Sobrevivientes y clientes habituales del establecimiento denunciaron que el bar comercializaba botellas de champán adornadas con bengalas, una práctica que era incluso promocionada en vídeos previos al siniestro.
Según los testimonios, las chispas de estos fuegos artificiales habrían alcanzado los paneles acústicos del techo, fabricados con espuma plástica altamente inflamable, lo que facilitó la propagación inmediata de las llamas.

«Era como una chispa que encendió todo en segundos. No hubo tiempo de reaccionar«, relató uno de los sobrevivientes, subrayando que las medidas de seguridad eran prácticamente inexistentes.
El bar suizo ignoró una serie de normas
Los testigos también aseguraron que los propietarios del bar ignoraban sistemáticamente las normativas de seguridad, permitiendo el consumo de tabaco en áreas cerradas y sin contar con protocolos efectivos de prevención contra incendios. Estas irregularidades han sido señaladas como factores que agravaron la magnitud del desastre.
La fiscalía local mantiene abierta una investigación para determinar las responsabilidades penales de los administradores del establecimiento. Las autoridades suizas han reconocido que el caso pone en evidencia la necesidad de reforzar la fiscalización de materiales de construcción y regular el uso de pirotecnia en espacios confinados.

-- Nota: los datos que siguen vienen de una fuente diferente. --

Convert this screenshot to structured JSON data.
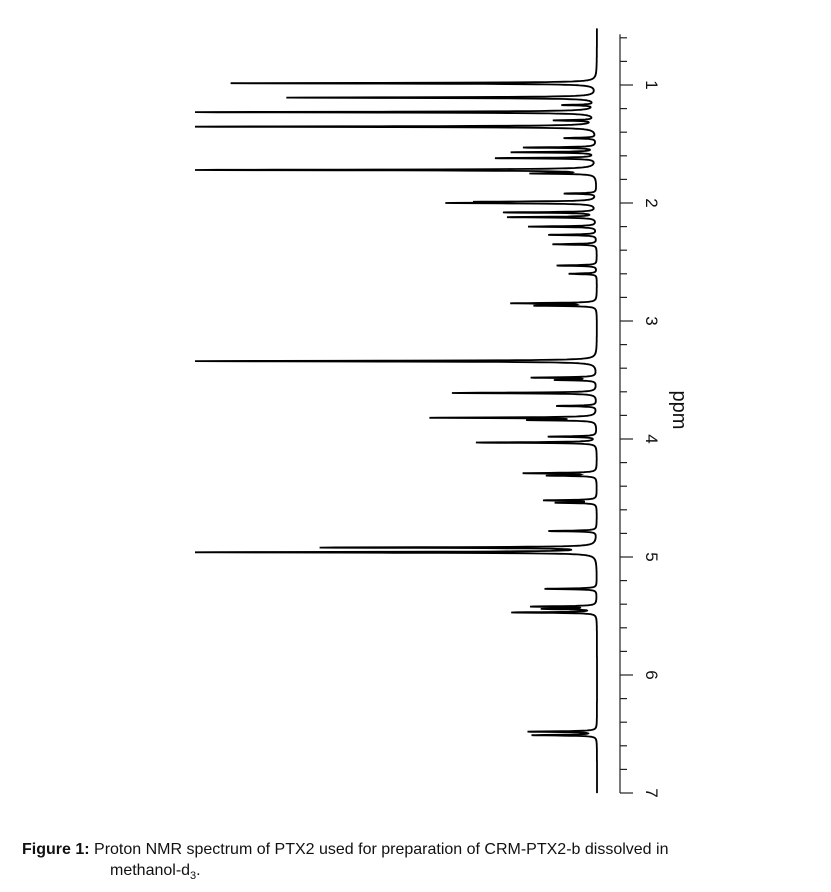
{
  "chart_data": {
    "type": "line",
    "orientation": "rotated 90 degrees: chemical shift axis vertical on the right, intensity extending leftward",
    "xlabel": "ppm",
    "xlim": [
      0.57,
      7.0
    ],
    "xticks": [
      "1",
      "2",
      "3",
      "4",
      "5",
      "6",
      "7"
    ],
    "minor_tick_step": 0.2,
    "ylabel": "",
    "ylim": [
      0,
      100
    ],
    "grid": false,
    "line_color": "#000000",
    "peaks": [
      {
        "ppm": 0.985,
        "intensity": 91
      },
      {
        "ppm": 1.107,
        "intensity": 77
      },
      {
        "ppm": 1.17,
        "intensity": 8
      },
      {
        "ppm": 1.23,
        "intensity": 100
      },
      {
        "ppm": 1.3,
        "intensity": 10
      },
      {
        "ppm": 1.353,
        "intensity": 100
      },
      {
        "ppm": 1.45,
        "intensity": 8
      },
      {
        "ppm": 1.53,
        "intensity": 18
      },
      {
        "ppm": 1.57,
        "intensity": 21
      },
      {
        "ppm": 1.62,
        "intensity": 25
      },
      {
        "ppm": 1.72,
        "intensity": 100
      },
      {
        "ppm": 1.75,
        "intensity": 15
      },
      {
        "ppm": 1.92,
        "intensity": 8
      },
      {
        "ppm": 1.99,
        "intensity": 26
      },
      {
        "ppm": 2.0,
        "intensity": 34
      },
      {
        "ppm": 2.08,
        "intensity": 23
      },
      {
        "ppm": 2.12,
        "intensity": 22
      },
      {
        "ppm": 2.2,
        "intensity": 17
      },
      {
        "ppm": 2.27,
        "intensity": 12
      },
      {
        "ppm": 2.35,
        "intensity": 11
      },
      {
        "ppm": 2.53,
        "intensity": 10
      },
      {
        "ppm": 2.6,
        "intensity": 7
      },
      {
        "ppm": 2.85,
        "intensity": 21
      },
      {
        "ppm": 2.87,
        "intensity": 15
      },
      {
        "ppm": 3.34,
        "intensity": 100
      },
      {
        "ppm": 3.48,
        "intensity": 16
      },
      {
        "ppm": 3.5,
        "intensity": 10
      },
      {
        "ppm": 3.61,
        "intensity": 36
      },
      {
        "ppm": 3.72,
        "intensity": 10
      },
      {
        "ppm": 3.82,
        "intensity": 41
      },
      {
        "ppm": 3.84,
        "intensity": 16
      },
      {
        "ppm": 3.98,
        "intensity": 12
      },
      {
        "ppm": 4.03,
        "intensity": 30
      },
      {
        "ppm": 4.29,
        "intensity": 18
      },
      {
        "ppm": 4.31,
        "intensity": 12
      },
      {
        "ppm": 4.52,
        "intensity": 13
      },
      {
        "ppm": 4.54,
        "intensity": 10
      },
      {
        "ppm": 4.78,
        "intensity": 12
      },
      {
        "ppm": 4.92,
        "intensity": 68
      },
      {
        "ppm": 4.96,
        "intensity": 100
      },
      {
        "ppm": 5.27,
        "intensity": 13
      },
      {
        "ppm": 5.42,
        "intensity": 16
      },
      {
        "ppm": 5.44,
        "intensity": 13
      },
      {
        "ppm": 5.47,
        "intensity": 21
      },
      {
        "ppm": 6.48,
        "intensity": 17
      },
      {
        "ppm": 6.51,
        "intensity": 16
      }
    ]
  },
  "caption": {
    "label": "Figure 1:",
    "line1": "Proton NMR spectrum of PTX2 used for preparation of CRM-PTX2-b dissolved in",
    "line2_main": "methanol-d",
    "line2_sub": "3",
    "line2_end": "."
  }
}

El siniestro ha generado un intenso debate en Suiza sobre la seguridad en locales de ocio y la responsabilidad empresarial frente a prácticas que, aunque atractivas para el público, pueden convertirse en detonantes de tragedias. La catástrofe de Crans-Montana se perfila ya como un punto de inflexión en la regulación de la vida nocturna en el país.